Simple Justice: The History of Brown v. Board of Education and Black America's Struggle for Equality
- First edition
- Author: Richard Kluger
- Genre: Legal history
- Published: 1975 (Alfred A. Knopf)
- Publication place: United States
- Pages: 823 (1st ed.)
- ISBN: 0-394-47289-6
- OCLC: 1602027
- Dewey Decimal: 344/.73/0798
- LC Class: KF4155 .K55 1976

= Simple Justice =

Book by Richard Kluger

Simple Justice: The History of Brown v. Board of Education and Black America's Struggle for Equality, written by Richard Kluger and published by Alfred A. Knopf in two volumes 1975 and in a single-volume edition in 1976, was a finalist for the 1977 National Book Award in the History category. It is a detailed history of the litigation leading up to the United States Supreme Court decision in Brown v. Board of Education (1954) and its aftermath. The book has been called "a classic of legal history." On January 18, 1993, a documentary based on the book was broadcast as an episode of the American Experience series during the fifth season. A revised and expanded edition was published in 2004.

== Content ==
Simple Justice traces the legal campaign against racial segregation in American public education that culminated in the Supreme Court's 1954 decision in Brown v. Board of Education. Kluger places the litigation within the broader history of race relations in the United States, discussing the development of Jim Crow, the competing approaches of Booker T. Washington and W. E. B. Du Bois, and the legal doctrine of separate but equal.

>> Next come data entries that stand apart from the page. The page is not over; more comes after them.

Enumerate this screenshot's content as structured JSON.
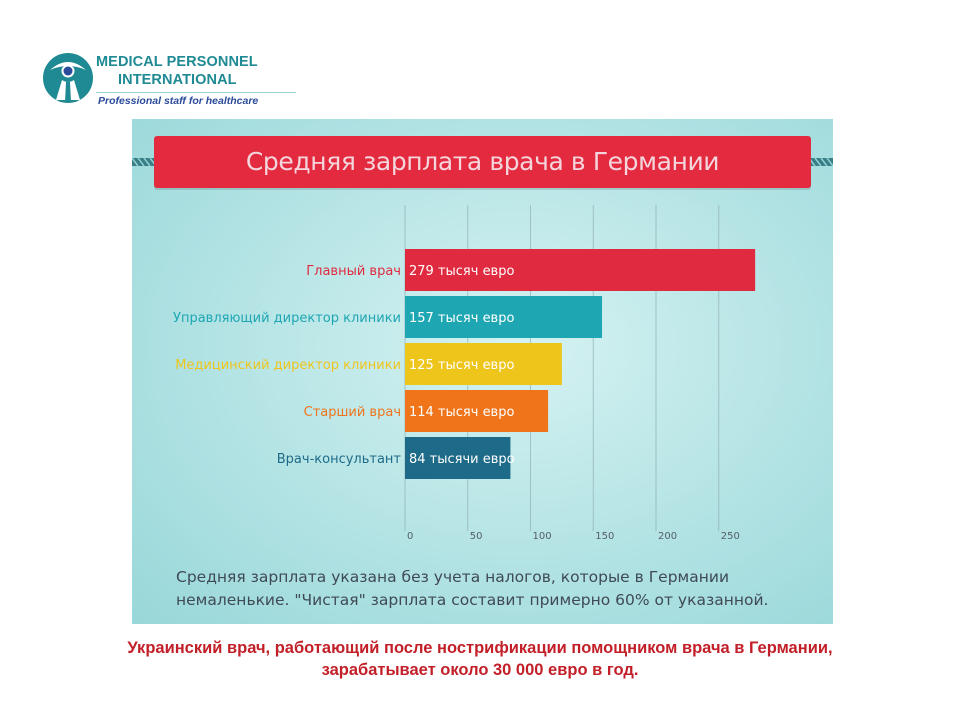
{
  "logo": {
    "line1": "MEDICAL PERSONNEL",
    "line2": "INTERNATIONAL",
    "tagline": "Professional staff for healthcare",
    "color": "#1f8a93"
  },
  "footnote": "Средняя зарплата указана без учета налогов, которые в Германии немаленькие. \"Чистая\" зарплата составит примерно 60% от указанной.",
  "caption": {
    "line1": "Украинский врач, работающий после нострификации помощником врача в Германии,",
    "line2": "зарабатывает  около 30 000 евро в год."
  },
  "colors": {
    "banner": "#e32a3e",
    "background": "#b3e3e4",
    "caption": "#c21f28"
  },
  "chart_data": {
    "type": "bar",
    "orientation": "horizontal",
    "title": "Средняя зарплата врача в Германии",
    "categories": [
      "Главный врач",
      "Управляющий директор клиники",
      "Медицинский директор клиники",
      "Старший врач",
      "Врач-консультант"
    ],
    "values": [
      279,
      157,
      125,
      114,
      84
    ],
    "value_labels": [
      "279 тысяч евро",
      "157 тысяч евро",
      "125 тысяч евро",
      "114 тысяч евро",
      "84 тысячи евро"
    ],
    "bar_colors": [
      "#e02a3f",
      "#1ea7b3",
      "#eec51b",
      "#ef741a",
      "#1d6b88"
    ],
    "label_colors": [
      "#e02a3f",
      "#1ea7b3",
      "#eec51b",
      "#ef741a",
      "#1d6b88"
    ],
    "x_ticks": [
      0,
      50,
      100,
      150,
      200,
      250
    ],
    "xlim": [
      0,
      280
    ],
    "grid": true
  }
}
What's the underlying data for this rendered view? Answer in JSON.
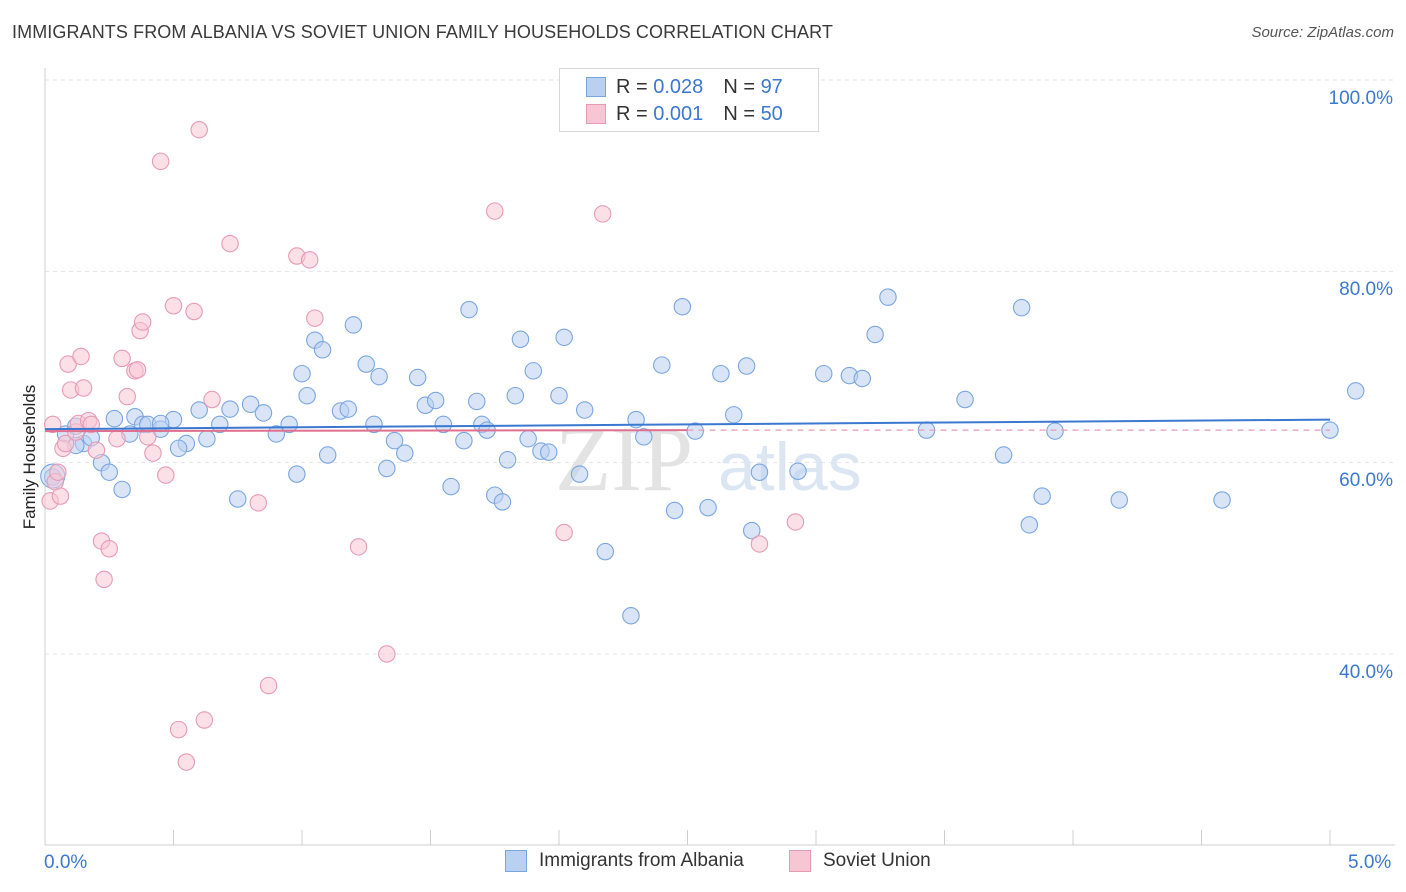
{
  "title": "IMMIGRANTS FROM ALBANIA VS SOVIET UNION FAMILY HOUSEHOLDS CORRELATION CHART",
  "source": "Source: ZipAtlas.com",
  "watermark": {
    "zip": "ZIP",
    "atlas": "atlas"
  },
  "legend": {
    "r_label": "R =",
    "n_label": "N =",
    "series": [
      {
        "r_value": "0.028",
        "n_value": "97"
      },
      {
        "r_value": "0.001",
        "n_value": "50"
      }
    ]
  },
  "bottom_legend": [
    "Immigrants from Albania",
    "Soviet Union"
  ],
  "axis": {
    "ylabel": "Family Households",
    "x_min_label": "0.0%",
    "x_max_label": "5.0%"
  },
  "chart_data": {
    "type": "scatter",
    "xlim": [
      0,
      5
    ],
    "ylim": [
      20,
      100
    ],
    "y_ticks": [
      {
        "value": 100,
        "label": "100.0%"
      },
      {
        "value": 80,
        "label": "80.0%"
      },
      {
        "value": 60,
        "label": "60.0%"
      },
      {
        "value": 40,
        "label": "40.0%"
      }
    ],
    "x_unit": "%",
    "series": [
      {
        "name": "Immigrants from Albania",
        "color": "#7aa6e0",
        "fill": "#b9d0f1",
        "trend": {
          "x": [
            0,
            5
          ],
          "y": [
            63.5,
            64.5
          ]
        },
        "points": [
          [
            0.03,
            58.5
          ],
          [
            0.08,
            63
          ],
          [
            0.12,
            63.8
          ],
          [
            0.15,
            62
          ],
          [
            0.18,
            62.6
          ],
          [
            0.22,
            60
          ],
          [
            0.25,
            59
          ],
          [
            0.3,
            57.2
          ],
          [
            0.33,
            63
          ],
          [
            0.35,
            64.8
          ],
          [
            0.38,
            64
          ],
          [
            0.4,
            64
          ],
          [
            0.45,
            63.5
          ],
          [
            0.5,
            64.5
          ],
          [
            0.55,
            62
          ],
          [
            0.6,
            65.5
          ],
          [
            0.63,
            62.5
          ],
          [
            0.68,
            64
          ],
          [
            0.72,
            65.6
          ],
          [
            0.75,
            56.2
          ],
          [
            0.8,
            66.1
          ],
          [
            0.85,
            65.2
          ],
          [
            0.9,
            63
          ],
          [
            0.95,
            64
          ],
          [
            0.98,
            58.8
          ],
          [
            1.0,
            69.3
          ],
          [
            1.02,
            67
          ],
          [
            1.05,
            72.8
          ],
          [
            1.08,
            71.8
          ],
          [
            1.1,
            60.8
          ],
          [
            1.15,
            65.4
          ],
          [
            1.18,
            65.6
          ],
          [
            1.2,
            74.4
          ],
          [
            1.25,
            70.3
          ],
          [
            1.28,
            64
          ],
          [
            1.3,
            69
          ],
          [
            1.33,
            59.4
          ],
          [
            1.36,
            62.3
          ],
          [
            1.4,
            61
          ],
          [
            1.45,
            68.9
          ],
          [
            1.48,
            66
          ],
          [
            1.52,
            66.5
          ],
          [
            1.55,
            64
          ],
          [
            1.58,
            57.5
          ],
          [
            1.63,
            62.3
          ],
          [
            1.65,
            76
          ],
          [
            1.68,
            66.4
          ],
          [
            1.7,
            64
          ],
          [
            1.72,
            63.4
          ],
          [
            1.75,
            56.6
          ],
          [
            1.78,
            55.9
          ],
          [
            1.8,
            60.3
          ],
          [
            1.83,
            67
          ],
          [
            1.85,
            72.9
          ],
          [
            1.88,
            62.5
          ],
          [
            1.9,
            69.6
          ],
          [
            1.93,
            61.2
          ],
          [
            1.96,
            61.1
          ],
          [
            2.0,
            67
          ],
          [
            2.02,
            73.1
          ],
          [
            2.08,
            58.8
          ],
          [
            2.1,
            65.5
          ],
          [
            2.18,
            50.7
          ],
          [
            2.28,
            44
          ],
          [
            2.3,
            64.5
          ],
          [
            2.33,
            62.7
          ],
          [
            2.4,
            70.2
          ],
          [
            2.45,
            55
          ],
          [
            2.48,
            76.3
          ],
          [
            2.53,
            63.3
          ],
          [
            2.58,
            55.3
          ],
          [
            2.63,
            69.3
          ],
          [
            2.68,
            65
          ],
          [
            2.73,
            70.1
          ],
          [
            2.75,
            52.9
          ],
          [
            2.78,
            59
          ],
          [
            2.93,
            59.1
          ],
          [
            3.03,
            69.3
          ],
          [
            3.13,
            69.1
          ],
          [
            3.18,
            68.8
          ],
          [
            3.23,
            73.4
          ],
          [
            3.28,
            77.3
          ],
          [
            3.43,
            63.4
          ],
          [
            3.58,
            66.6
          ],
          [
            3.73,
            60.8
          ],
          [
            3.8,
            76.2
          ],
          [
            3.83,
            53.5
          ],
          [
            3.88,
            56.5
          ],
          [
            3.93,
            63.3
          ],
          [
            4.18,
            56.1
          ],
          [
            4.58,
            56.1
          ],
          [
            5.0,
            63.4
          ],
          [
            5.1,
            67.5
          ],
          [
            0.27,
            64.6
          ],
          [
            0.52,
            61.5
          ],
          [
            0.12,
            61.8
          ],
          [
            0.45,
            64.1
          ]
        ]
      },
      {
        "name": "Soviet Union",
        "color": "#e79ab5",
        "fill": "#f7c6d5",
        "trend": {
          "x": [
            0,
            2.5
          ],
          "y": [
            63.3,
            63.4
          ]
        },
        "points": [
          [
            0.02,
            56
          ],
          [
            0.03,
            64
          ],
          [
            0.04,
            58
          ],
          [
            0.05,
            59
          ],
          [
            0.06,
            56.5
          ],
          [
            0.07,
            61.5
          ],
          [
            0.08,
            62
          ],
          [
            0.09,
            70.3
          ],
          [
            0.1,
            67.6
          ],
          [
            0.12,
            63.2
          ],
          [
            0.13,
            64.1
          ],
          [
            0.14,
            71.1
          ],
          [
            0.15,
            67.8
          ],
          [
            0.17,
            64.4
          ],
          [
            0.18,
            64
          ],
          [
            0.2,
            61.3
          ],
          [
            0.22,
            51.8
          ],
          [
            0.23,
            47.8
          ],
          [
            0.25,
            51
          ],
          [
            0.28,
            62.5
          ],
          [
            0.3,
            70.9
          ],
          [
            0.32,
            66.9
          ],
          [
            0.35,
            69.6
          ],
          [
            0.36,
            69.7
          ],
          [
            0.37,
            73.8
          ],
          [
            0.38,
            74.7
          ],
          [
            0.4,
            62.7
          ],
          [
            0.42,
            61
          ],
          [
            0.45,
            91.5
          ],
          [
            0.47,
            58.7
          ],
          [
            0.5,
            76.4
          ],
          [
            0.52,
            32.1
          ],
          [
            0.55,
            28.7
          ],
          [
            0.58,
            75.8
          ],
          [
            0.6,
            94.8
          ],
          [
            0.62,
            33.1
          ],
          [
            0.65,
            66.6
          ],
          [
            0.72,
            82.9
          ],
          [
            0.83,
            55.8
          ],
          [
            0.87,
            36.7
          ],
          [
            0.98,
            81.6
          ],
          [
            1.03,
            81.2
          ],
          [
            1.05,
            75.1
          ],
          [
            1.22,
            51.2
          ],
          [
            1.33,
            40
          ],
          [
            1.75,
            86.3
          ],
          [
            2.02,
            52.7
          ],
          [
            2.17,
            86
          ],
          [
            2.78,
            51.5
          ],
          [
            2.92,
            53.8
          ]
        ]
      }
    ]
  }
}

A major focus of the book is the long-term legal strategy developed by lawyers associated with the NAACP Legal Defense and Educational Fund and its predecessors. Kluger recounts the work of Charles Hamilton Houston, Thurgood Marshall and other attorneys who challenged segregation through a series of cases involving unequal educational opportunities before mounting a direct challenge to segregation itself. The narrative also describes the plaintiffs and families who participated in the litigation and the personal risks they faced.

Kluger conducted extensive research for the book, including interviews with people who had participated in the legal campaign. Kirkus Reviews reported that he interviewed 135 people involved in major civil-rights cases. The resulting narrative combines legal history with biographical accounts of lawyers, judges, plaintiffs and other participants in the struggle over school segregation.

The book follows the development of the litigation through the Supreme Court's consideration of Brown, including the roles of the justices and the effort to produce a unanimous decision. It also examines the relationship between the legal campaign against segregated education and the broader struggle for racial equality in the United States.

== Reception ==
Simple Justice received extensive attention from legal scholars and reviewers following its publication. Writing in the Yale Law Journal, former U.S. Assistant Attorney General Burke Marshall praised the book's account of the lawyers and plaintiffs involved in the campaign against segregation, while also arguing that Kluger's treatment did not always fully reflect the complexities of legal processes and the Supreme Court.

The Harvard Law Review published a review of the book in 1976 by Edward N. Beiser. Time also reviewed the book in 1976, describing its account of the events surrounding Brown and the people involved in the litigation.

The book was a finalist for the 1976 National Book Critics Circle Award for General Nonfiction. It received the 1977 Anisfield-Wolf Book Award for nonfiction.

== Later edition ==
A revised and expanded edition of Simple Justice was published in 2004 to coincide with the 50th anniversary of the Brown decision. Kluger added a final chapter addressing developments since the original publication, including the subsequent course of civil rights and legal controversies involving affirmative action.